Finaliste du prix Émile Nelligan

Jean-Philippe Bergeron,
Géométrie fantôme,
Poètes de brousse
2011

Marie-Josée Charest,
Le reste du monde,
Les Herbes rouges
2011

Jean-Philippe Bergeron est né en 1978 à St-Hyacinthe. Il a passé sa jeunesse en Gaspésie avant de s’établir à Montréal. Il a publié quatre livres de poésie. Il a remporté le prix Alain-Grandbois en 2004 avec Visages de l’affolement (Lanctôt éditeur). Il a fait paraître ses trois livres suivants aux éditions Poètes de Brousse : Débris des ruches, en 2005, Ombres, en 2007, et Géométrie fantôme en 2011. Ce dernier recueil est accompagné des œuvres du peintre Jean-Sébastien Denis.

Commentaire du jury

S’articulant avec aplomb et singularité autour d’une métaphysique du vertige, Géométrie fantôme nous convie dans un espace en friche
où la parole devient incantation en renversant les codes du logos et l’idée même de représentation. Le poème sonde ainsi le chaos pour
en révéler la précision, la physique érotique, de la même façon qu’il redessine la possibilité organique d’être au monde. Matière archéologique, système d’apparitions et d’effacements, le corps se présente ici comme un prisme d’absolu, un rhizome de sens infini
à partir duquel se réinvente l’identité
d’un je ainsi que son rapport avec une figure féminine spectrale, tous deux soumis à l’expérience limite
d’un deuil aussi agressif qu’impossible.
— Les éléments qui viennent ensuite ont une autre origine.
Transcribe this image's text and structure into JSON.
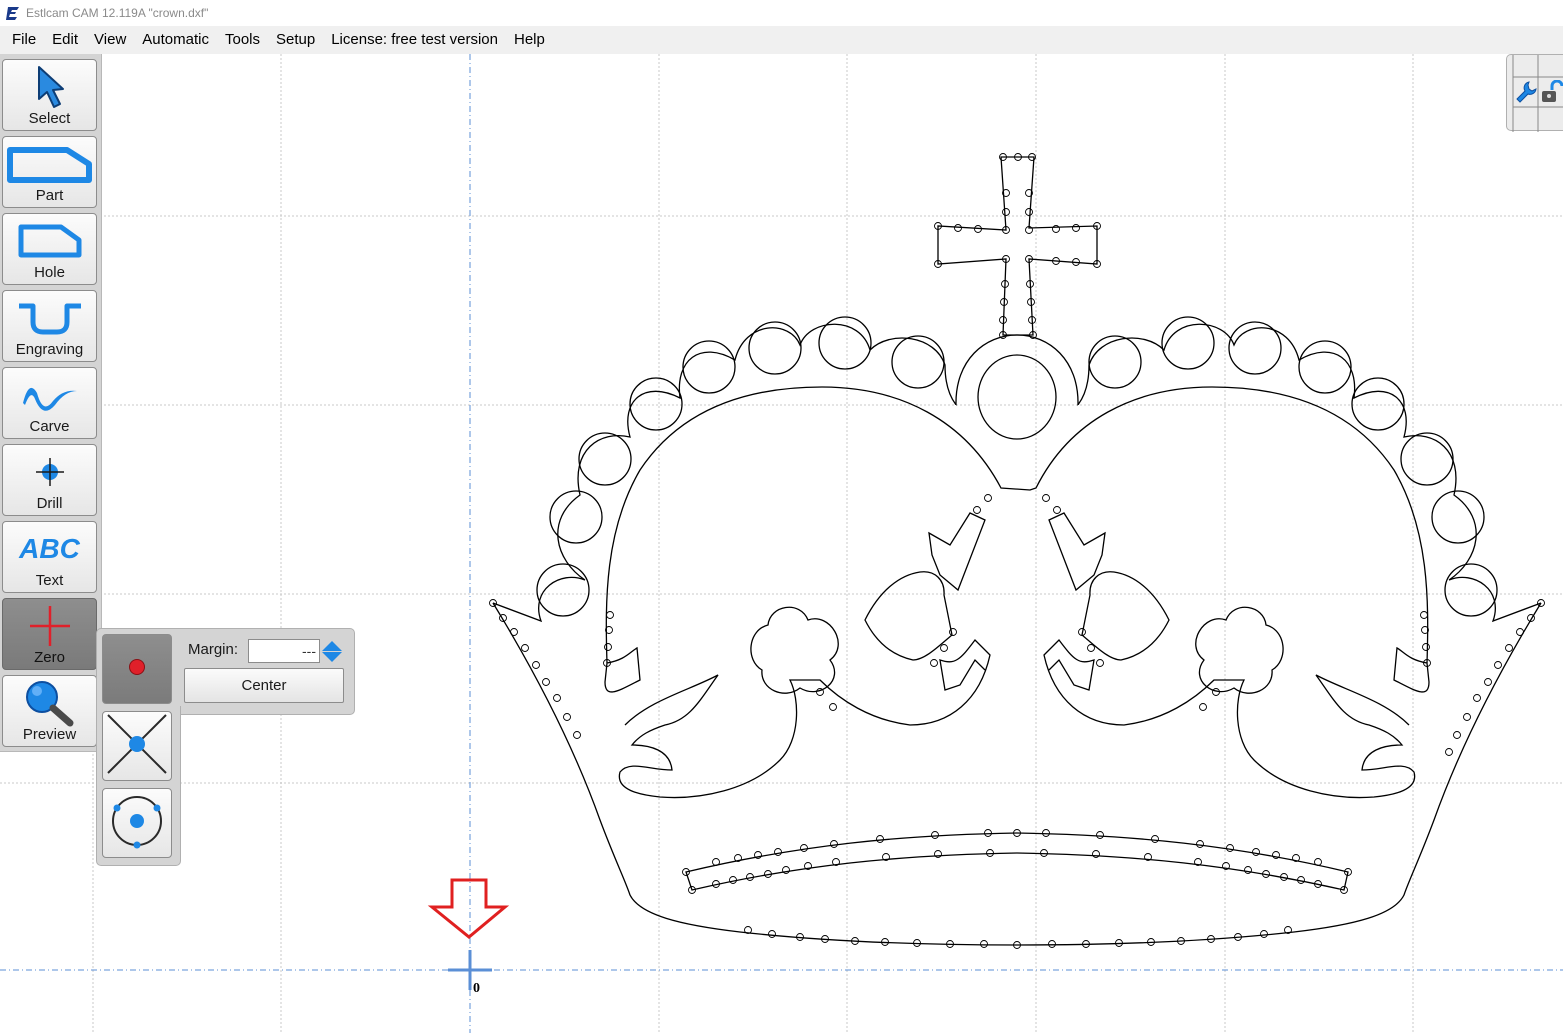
{
  "window": {
    "title": "Estlcam CAM 12.119A \"crown.dxf\""
  },
  "menu": [
    "File",
    "Edit",
    "View",
    "Automatic",
    "Tools",
    "Setup",
    "License: free test version",
    "Help"
  ],
  "toolbar": {
    "select": "Select",
    "part": "Part",
    "hole": "Hole",
    "engraving": "Engraving",
    "carve": "Carve",
    "drill": "Drill",
    "text": "Text",
    "text_icon": "ABC",
    "zero": "Zero",
    "preview": "Preview"
  },
  "zero_panel": {
    "margin_label": "Margin:",
    "margin_value": "---",
    "center_label": "Center"
  },
  "origin_label": "0",
  "colors": {
    "accent": "#1e88e5",
    "zero_red": "#e0202a",
    "arrow_red": "#e02020"
  }
}
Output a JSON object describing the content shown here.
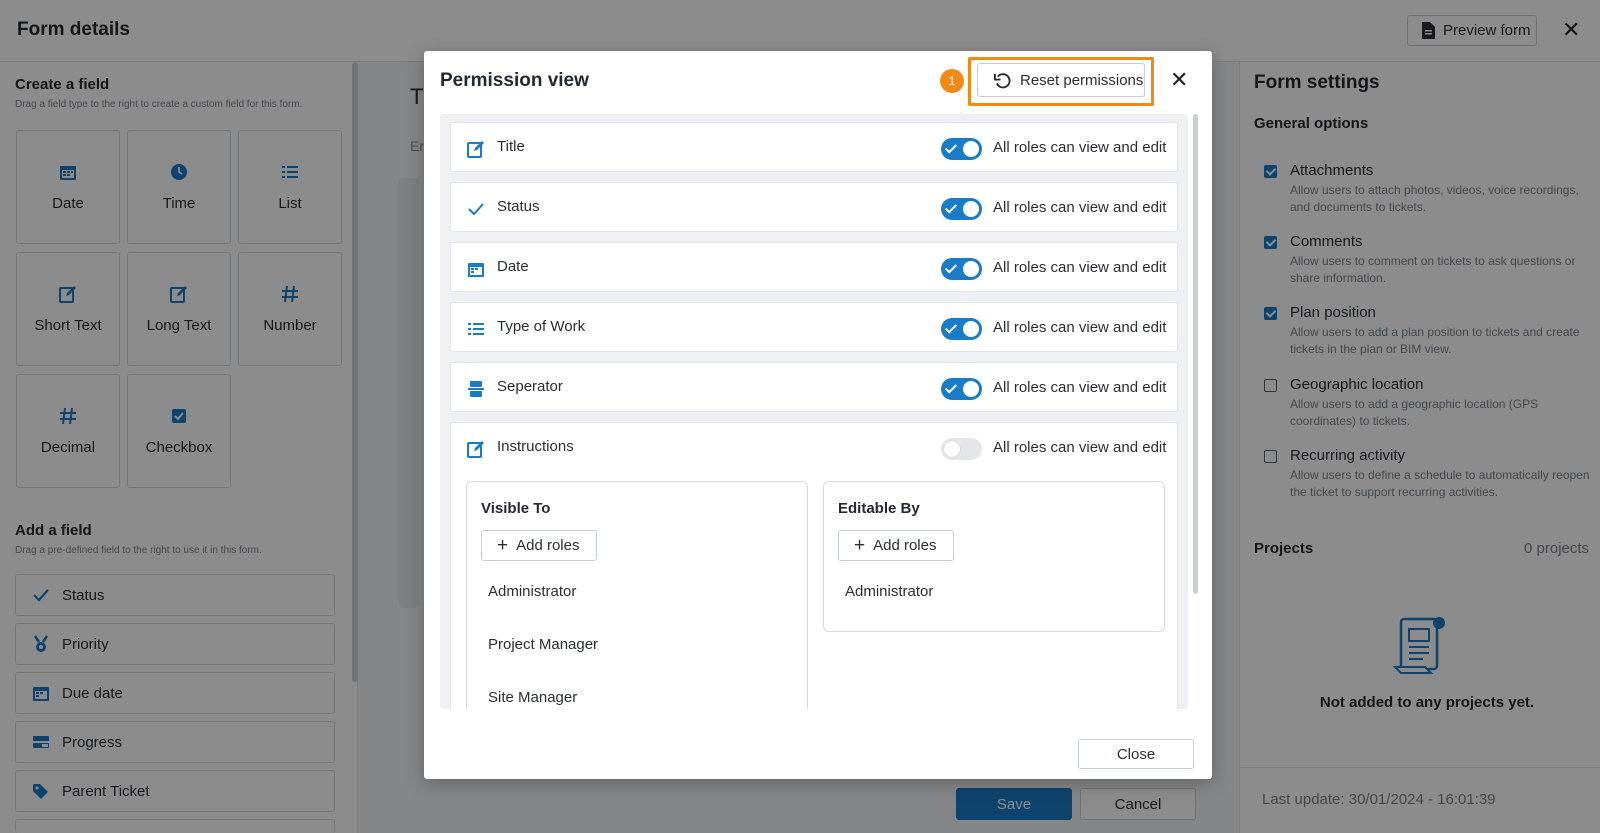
{
  "header": {
    "title": "Form details",
    "preview_label": "Preview form"
  },
  "left": {
    "create_title": "Create a field",
    "create_sub": "Drag a field type to the right to create a custom field for this form.",
    "tiles": [
      "Date",
      "Time",
      "List",
      "Short Text",
      "Long Text",
      "Number",
      "Decimal",
      "Checkbox"
    ],
    "add_title": "Add a field",
    "add_sub": "Drag a pre-defined field to the right to use it in this form.",
    "fields": [
      "Status",
      "Priority",
      "Due date",
      "Progress",
      "Parent Ticket"
    ]
  },
  "middle": {
    "letter": "T",
    "small": "Er",
    "save_label": "Save",
    "cancel_label": "Cancel"
  },
  "right": {
    "title": "Form settings",
    "general": "General options",
    "options": [
      {
        "label": "Attachments",
        "desc": "Allow users to attach photos, videos, voice recordings, and documents to tickets.",
        "checked": true
      },
      {
        "label": "Comments",
        "desc": "Allow users to comment on tickets to ask questions or share information.",
        "checked": true
      },
      {
        "label": "Plan position",
        "desc": "Allow users to add a plan position to tickets and create tickets in the plan or BIM view.",
        "checked": true
      },
      {
        "label": "Geographic location",
        "desc": "Allow users to add a geographic location (GPS coordinates) to tickets.",
        "checked": false
      },
      {
        "label": "Recurring activity",
        "desc": "Allow users to define a schedule to automatically reopen the ticket to support recurring activities.",
        "checked": false
      }
    ],
    "projects_title": "Projects",
    "projects_count": "0 projects",
    "projects_empty": "Not added to any projects yet.",
    "last_update": "Last update: 30/01/2024 - 16:01:39"
  },
  "modal": {
    "title": "Permission view",
    "reset_label": "Reset permissions",
    "badge": "1",
    "close_label": "Close",
    "rows": [
      {
        "label": "Title",
        "icon": "edit-icon",
        "text": "All roles can view and edit",
        "on": true
      },
      {
        "label": "Status",
        "icon": "check-icon",
        "text": "All roles can view and edit",
        "on": true
      },
      {
        "label": "Date",
        "icon": "calendar-icon",
        "text": "All roles can view and edit",
        "on": true
      },
      {
        "label": "Type of Work",
        "icon": "list-icon",
        "text": "All roles can view and edit",
        "on": true
      },
      {
        "label": "Seperator",
        "icon": "separator-icon",
        "text": "All roles can view and edit",
        "on": true
      },
      {
        "label": "Instructions",
        "icon": "edit-icon",
        "text": "All roles can view and edit",
        "on": false
      }
    ],
    "visible_to": {
      "title": "Visible To",
      "add_label": "Add roles",
      "roles": [
        "Administrator",
        "Project Manager",
        "Site Manager"
      ]
    },
    "editable_by": {
      "title": "Editable By",
      "add_label": "Add roles",
      "roles": [
        "Administrator"
      ]
    }
  },
  "colors": {
    "accent": "#1a7bc9",
    "highlight": "#f08a14"
  }
}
Dans cette architecture poétique où « tous
les éléments du monde forment une fragile nécropole » et qui s’avère en admirable adéquation avec les abstractions sensibles et radicales de Jean-Sébastien Denis, le coefficient d’étonnement est maintenu au plus élevé, la voix se dé-pensant continûment à travers la minutie et la charge sémantique des images qui aggravent la radiance du poème comme d’une réalité dangereuse en équilibre entre le mystère et la clarté.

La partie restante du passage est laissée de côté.